With this information, Seilhan sold off his family’s $1 million stake in BP securities, days before the company’s stock fell roughly 48 percent. He agreed to settle the charges without admitting guilt.

“Seilhan sold his family’s BP securities after he received confidential information about the severity of the spill that the public didn't know,” said Daniel M. Hawke, chief of the Division of Enforcement’s Market Abuse Unit. “Corporate insiders must not misuse the material nonpublic information they receive while responding to unique or disastrous corporate events, even where they stand to suffer losses as a consequence of those events.”

The settlement comes just days after BP announced it was wrapping up its cleanup efforts, over four years after the spill first began. The spill would last more than 85 days, and the company ended up spending $14 billion to clean up miles of coastline and the Gulf. The company also paid $12.9 billion in damage claims and other payments tied to the spill.

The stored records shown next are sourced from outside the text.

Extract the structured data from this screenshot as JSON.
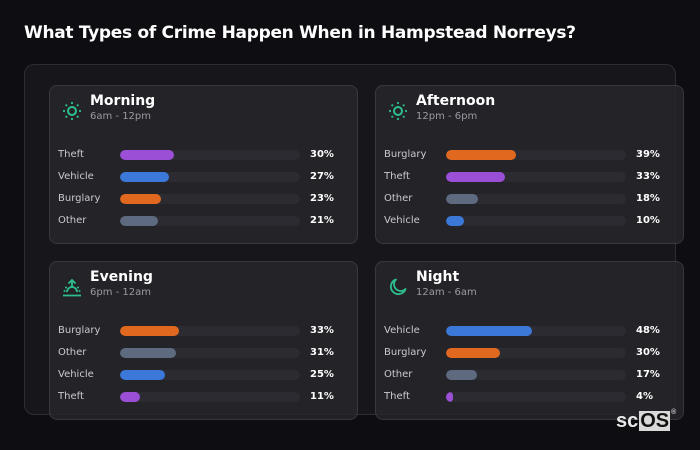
{
  "title": "What Types of Crime Happen When in Hampstead Norreys?",
  "colors": {
    "Theft": "#9b4fd6",
    "Vehicle": "#3b78d8",
    "Burglary": "#e0691f",
    "Other": "#5e6a80",
    "icon": "#2fbf8f"
  },
  "cards": [
    {
      "name": "Morning",
      "range": "6am - 12pm",
      "icon": "sun-icon",
      "rows": [
        {
          "label": "Theft",
          "value": 30,
          "pct": "30%"
        },
        {
          "label": "Vehicle",
          "value": 27,
          "pct": "27%"
        },
        {
          "label": "Burglary",
          "value": 23,
          "pct": "23%"
        },
        {
          "label": "Other",
          "value": 21,
          "pct": "21%"
        }
      ]
    },
    {
      "name": "Afternoon",
      "range": "12pm - 6pm",
      "icon": "sun-icon",
      "rows": [
        {
          "label": "Burglary",
          "value": 39,
          "pct": "39%"
        },
        {
          "label": "Theft",
          "value": 33,
          "pct": "33%"
        },
        {
          "label": "Other",
          "value": 18,
          "pct": "18%"
        },
        {
          "label": "Vehicle",
          "value": 10,
          "pct": "10%"
        }
      ]
    },
    {
      "name": "Evening",
      "range": "6pm - 12am",
      "icon": "sunset-icon",
      "rows": [
        {
          "label": "Burglary",
          "value": 33,
          "pct": "33%"
        },
        {
          "label": "Other",
          "value": 31,
          "pct": "31%"
        },
        {
          "label": "Vehicle",
          "value": 25,
          "pct": "25%"
        },
        {
          "label": "Theft",
          "value": 11,
          "pct": "11%"
        }
      ]
    },
    {
      "name": "Night",
      "range": "12am - 6am",
      "icon": "moon-icon",
      "rows": [
        {
          "label": "Vehicle",
          "value": 48,
          "pct": "48%"
        },
        {
          "label": "Burglary",
          "value": 30,
          "pct": "30%"
        },
        {
          "label": "Other",
          "value": 17,
          "pct": "17%"
        },
        {
          "label": "Theft",
          "value": 4,
          "pct": "4%"
        }
      ]
    }
  ],
  "logo": {
    "sc": "sc",
    "os": "OS",
    "reg": "®"
  },
  "chart_data": [
    {
      "type": "bar",
      "title": "Morning",
      "subtitle": "6am - 12pm",
      "orientation": "horizontal",
      "categories": [
        "Theft",
        "Vehicle",
        "Burglary",
        "Other"
      ],
      "values": [
        30,
        27,
        23,
        21
      ],
      "xlim": [
        0,
        100
      ],
      "unit": "%"
    },
    {
      "type": "bar",
      "title": "Afternoon",
      "subtitle": "12pm - 6pm",
      "orientation": "horizontal",
      "categories": [
        "Burglary",
        "Theft",
        "Other",
        "Vehicle"
      ],
      "values": [
        39,
        33,
        18,
        10
      ],
      "xlim": [
        0,
        100
      ],
      "unit": "%"
    },
    {
      "type": "bar",
      "title": "Evening",
      "subtitle": "6pm - 12am",
      "orientation": "horizontal",
      "categories": [
        "Burglary",
        "Other",
        "Vehicle",
        "Theft"
      ],
      "values": [
        33,
        31,
        25,
        11
      ],
      "xlim": [
        0,
        100
      ],
      "unit": "%"
    },
    {
      "type": "bar",
      "title": "Night",
      "subtitle": "12am - 6am",
      "orientation": "horizontal",
      "categories": [
        "Vehicle",
        "Burglary",
        "Other",
        "Theft"
      ],
      "values": [
        48,
        30,
        17,
        4
      ],
      "xlim": [
        0,
        100
      ],
      "unit": "%"
    }
  ]
}
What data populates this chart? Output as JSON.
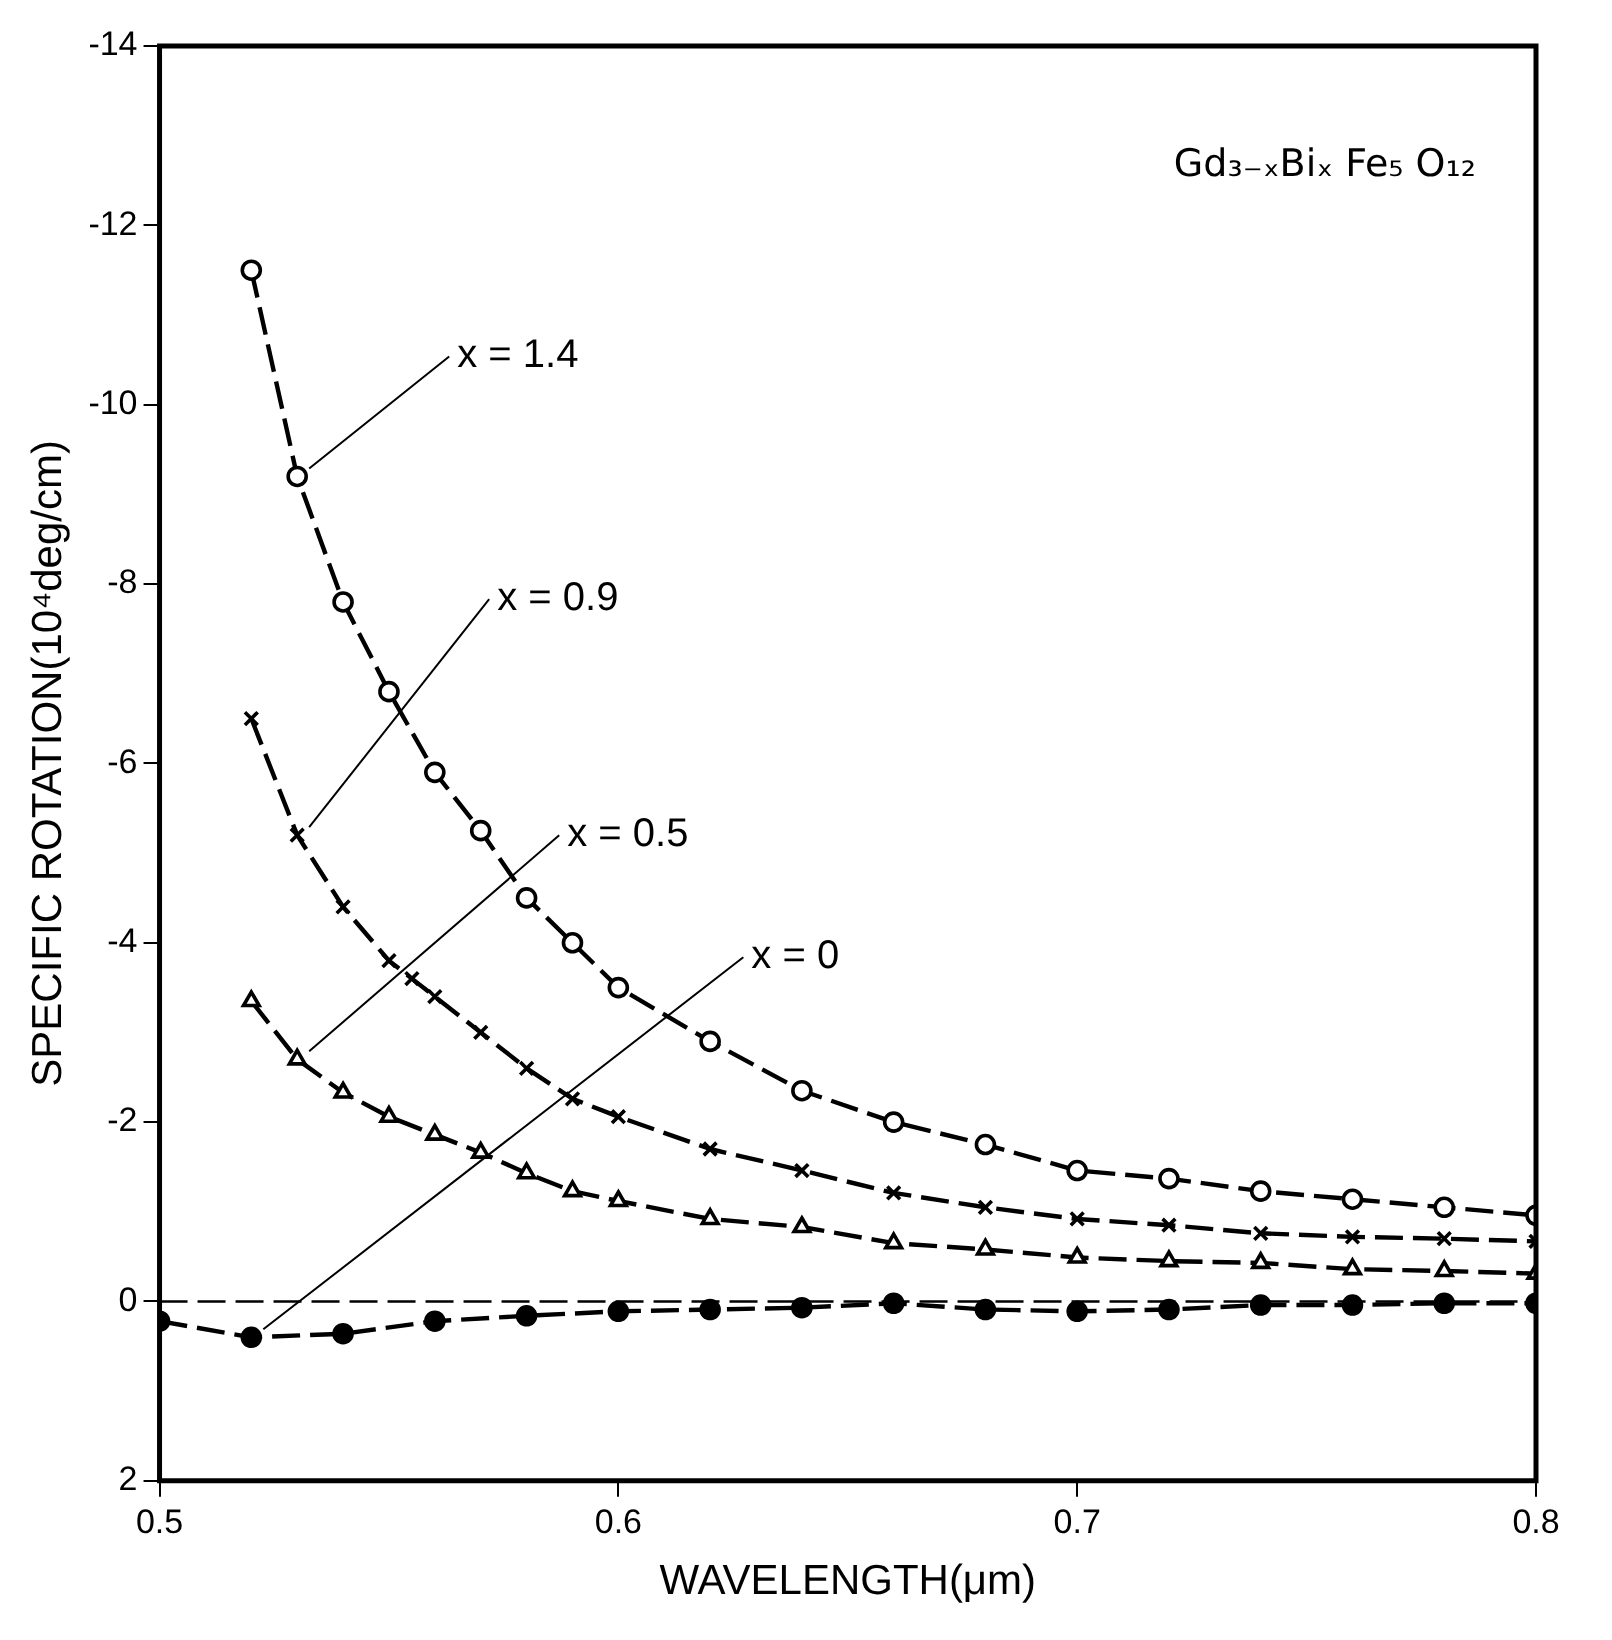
{
  "chart_data": {
    "type": "line",
    "title": "Gd₃₋ₓBiₓ Fe₅ O₁₂",
    "xlabel": "WAVELENGTH(μm)",
    "ylabel": "SPECIFIC ROTATION(10⁴deg/cm)",
    "xlim": [
      0.5,
      0.8
    ],
    "xticks": [
      0.5,
      0.6,
      0.7,
      0.8
    ],
    "ylim": [
      2,
      -14
    ],
    "yticks": [
      -14,
      -12,
      -10,
      -8,
      -6,
      -4,
      -2,
      0,
      2
    ],
    "grid": false,
    "legend": false,
    "line_style": "dashed",
    "ref_lines": [
      {
        "axis": "y",
        "value": 0,
        "line_style": "dashed",
        "color": "#000000"
      }
    ],
    "series": [
      {
        "name": "x = 1.4",
        "color": "#000000",
        "marker": "circle",
        "x": [
          0.52,
          0.53,
          0.54,
          0.55,
          0.56,
          0.57,
          0.58,
          0.59,
          0.6,
          0.62,
          0.64,
          0.66,
          0.68,
          0.7,
          0.72,
          0.74,
          0.76,
          0.78,
          0.8
        ],
        "values": [
          -11.5,
          -9.2,
          -7.8,
          -6.8,
          -5.9,
          -5.25,
          -4.5,
          -4.0,
          -3.5,
          -2.9,
          -2.35,
          -2.0,
          -1.75,
          -1.46,
          -1.37,
          -1.23,
          -1.14,
          -1.05,
          -0.96
        ]
      },
      {
        "name": "x = 0.9",
        "color": "#000000",
        "marker": "cross",
        "x": [
          0.52,
          0.53,
          0.54,
          0.55,
          0.555,
          0.56,
          0.57,
          0.58,
          0.59,
          0.6,
          0.62,
          0.64,
          0.66,
          0.68,
          0.7,
          0.72,
          0.74,
          0.76,
          0.78,
          0.8
        ],
        "values": [
          -6.5,
          -5.2,
          -4.4,
          -3.8,
          -3.6,
          -3.4,
          -3.0,
          -2.6,
          -2.26,
          -2.06,
          -1.7,
          -1.46,
          -1.21,
          -1.05,
          -0.92,
          -0.85,
          -0.76,
          -0.72,
          -0.7,
          -0.67
        ]
      },
      {
        "name": "x = 0.5",
        "color": "#000000",
        "marker": "triangle",
        "x": [
          0.52,
          0.53,
          0.54,
          0.55,
          0.56,
          0.57,
          0.58,
          0.59,
          0.6,
          0.62,
          0.64,
          0.66,
          0.68,
          0.7,
          0.72,
          0.74,
          0.76,
          0.78,
          0.8
        ],
        "values": [
          -3.35,
          -2.7,
          -2.33,
          -2.06,
          -1.86,
          -1.66,
          -1.43,
          -1.23,
          -1.12,
          -0.92,
          -0.83,
          -0.65,
          -0.58,
          -0.49,
          -0.45,
          -0.43,
          -0.36,
          -0.34,
          -0.31
        ]
      },
      {
        "name": "x = 0",
        "color": "#000000",
        "marker": "circle",
        "x": [
          0.5,
          0.52,
          0.54,
          0.56,
          0.58,
          0.6,
          0.62,
          0.64,
          0.66,
          0.68,
          0.7,
          0.72,
          0.74,
          0.76,
          0.78,
          0.8
        ],
        "values": [
          0.22,
          0.4,
          0.36,
          0.22,
          0.16,
          0.11,
          0.09,
          0.07,
          0.02,
          0.09,
          0.11,
          0.09,
          0.04,
          0.04,
          0.02,
          0.02
        ]
      }
    ]
  }
}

Under the settlement, Seilhan agreed to return $105,409 of allegedly ill-gotten gains, as well as $13,300 in interest and a civil penalty of $105,409.

Seilhan’s attorney, Mary McNamara, said in a statement he agreed to the deal because after four years, he “wants to avoid further distraction and protracted litigation.”

“Mr. Seilhan is widely respected for his work helping to lead the cleanup and containment efforts in the Gulf of Mexico in 2010,” she added.